Katablisme Heme Menghasilkan Bilirubin

Dalam keadaan normal, umur eritrosit sekitar 120 hari. Sehingga, sekitar 100-200

juta eritrosit dihancurkan setiap jammya. Dalam 1 hari lebih kurang 6 gram

hemoglobin (untuk berat badan 70 kg) dihancurkan. Proses degradasi ini terjadi di

jaringan retikulo endothelial (limpa, hati, dan sumsum tulang), yaitu pada bagian

mikrosom dari sel retikulo endothelial.

Hemoglobin dipecah menjadi heme dan globin. Bagian protein globin diuraikan

menjadi asam amino-asam amino pembentuknya kemudian digunakan kembali.

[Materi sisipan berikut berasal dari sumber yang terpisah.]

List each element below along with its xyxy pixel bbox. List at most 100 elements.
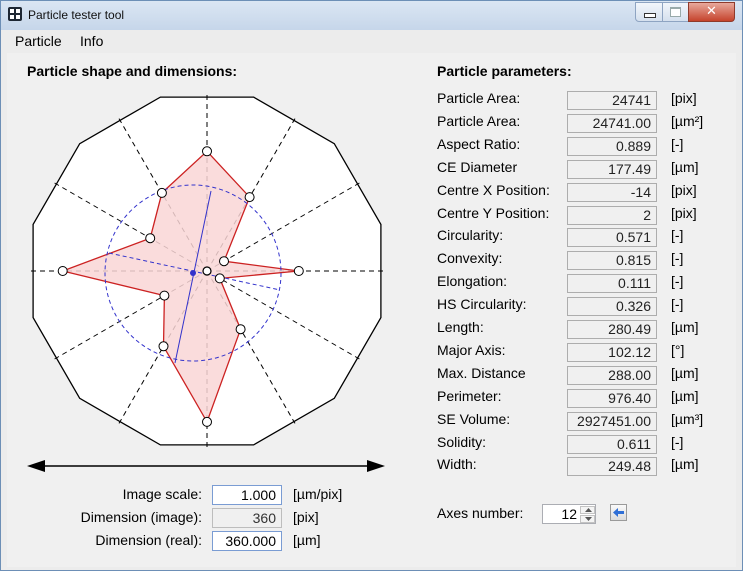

Besi akan dilepaskan dari heme kemudian memasuki depot besi yang juga dapat

dipakai kembali. Sedangkan porfirinnya akan dikatabolisme dan menghasikan

bilirubin.

Proses pertama dari katabolisme heme dilakukan oleh kompleks enzim heme

oksigenase. Pada saat mencapai heme oksigenase besi umumnya sudah

teroksidasi menjadi bentuk feri membentuk hemin. Hemin kemudian direduksi

dengan NADPH, besi feri dirubah kembali menjadi fero. Dengan bantuan

NADPH kembali, oksigen ditambahkan pada jembatan a metenil (antara cincin

pirol I dan II) membentuk gugus hidroksil, besi fero teroksidasi kembali menjadi

feri. Heme oksigenase dapat diinduksi oleh substrat. Selanjutnya, dengan

penambahan oksigen lagi ion feri dibebaskan serta terbentuk karbon monoksida

dan biliverdin IXa yang berwarna hijau. Pada reaksi ini heme bertindak sebagai

katalisator. Pada burung dan amfibia, diekskresi biliverdin IXa. Sedangkan pada

mamalia, dengan bantuan enzim biliverdin reduktase, terjadi reduksi jembatan

metenil antara cincin pirol III dan IV menjadi gugus metilen, membentuk

bilirubin IXa yang berwarna kuning. Satu gram hemoglobin diperkirakan

menghasilkan 35 mg bilirubin. Perubahan heme menjadi bilirubin secara in vivo

dapat diamati pada warna ungu hematom yang perlahan-lahan beirubah menjadi

bilirubin yang berwarna kuning.

Metabolisme Bilirubin di Hati

Metabolisme bilirubin dalam hati dibagi menjadi 3 proses:

1. Pengambilan (uptake) bilirubin oleh sel hati

2. Konjugasi bilirubin

3. Sekresi bilirubin ke dalam empedu

Pengambilan Bilirubin oleh Hati

Bilirubin hanya sedikit larut dalam plasma dan terikat dengan protein, terutama

albumin. Beberapa senyawa seperti antibiotika dan obat-obatan bersaing dengan

bilirubin untuk mengadakan ikatan dengan albumin. Sehingga, dapat mempunyai

pengaruh klinis. Dalam hati, bilirubin dilepaskan dari albumin dan diambil pada

permukaan sinusoid dari hepatosit melalui suatu sistem transport berfasilitas

(carrier-mediated saturable system) yang saturasinya sangat besar. Sehingga,

dalam keadaan patologis pun transport tersebut tidak dipengaruhi. Kemungkinan

pada tahap ini bukan merupakan proses rate limiting.

Konjugasi Bilirubin

Dalam hati, bilirubin mengalami konjugsi menjadi bentuk yang lebih polar

sehingga lebih mudah diekskresi ke dalam empedu dengan penambahan 2

molekul asam glukoronat. Proses ini dikatalisis oleh enzim diglukoronil

transferase dan menghasilkan bilirubin diglukoronida. Enzim tersebut terutama

terletak dalam retikulum endoplasma halus dan menggunakan UDP-asam

glukoronat sebagai donor glukoronil. Aktivitas UDP-glukoronil transferase dapat

diinduksi oleh sejumlah obat misalnya fenobarbital.

Sekresi

Bilirubin yang sudah terkonjugasi akan disekresi kedalam empedu melalui

mekanisme pangangkutan yang aktif dan mungkin bertindak sebagai rate limiting

enzyme metabolisme bilirubin. Sekeresi bilirubin juga dapat diinduksi dengan

obat-obatan yang dapat menginduksi konjugasi bilirubin. Sistem konjugasi dan

sekresi bilirubin berlaku sebagai unit fungsional yang terkoordinasi.

Metabolisme Bilirubin di Usus

Setelah mencapai ileum terminalis dan usus besar bilirubin terkonjugasi akan

dilepaskan glukoronidanya oleh enzim bakteri yang spesifik (b-glukoronidase).

Dengan bantuan flora usus bilirubin selanjutnya dirubah menjadi urobilinogen.

Urobilinogen tidak berwarna, sebagian kecil akan diabsorpsi dan diekskresikan

kembali lewat hati, mengalami siklus urobilinogen enterohepatik. Sebagian besar

urobilinogen dirubah oleh flora normal colon menjadi urobilin atau sterkobilin

yang berwarna kuning dan diekskresikan melalui feces. Warna feces yang

berubah menjaadi lebih gelap ketika dibiarkan udara disebabkan oksidasi

urobilinogen yang tersisa menjadi urobilin.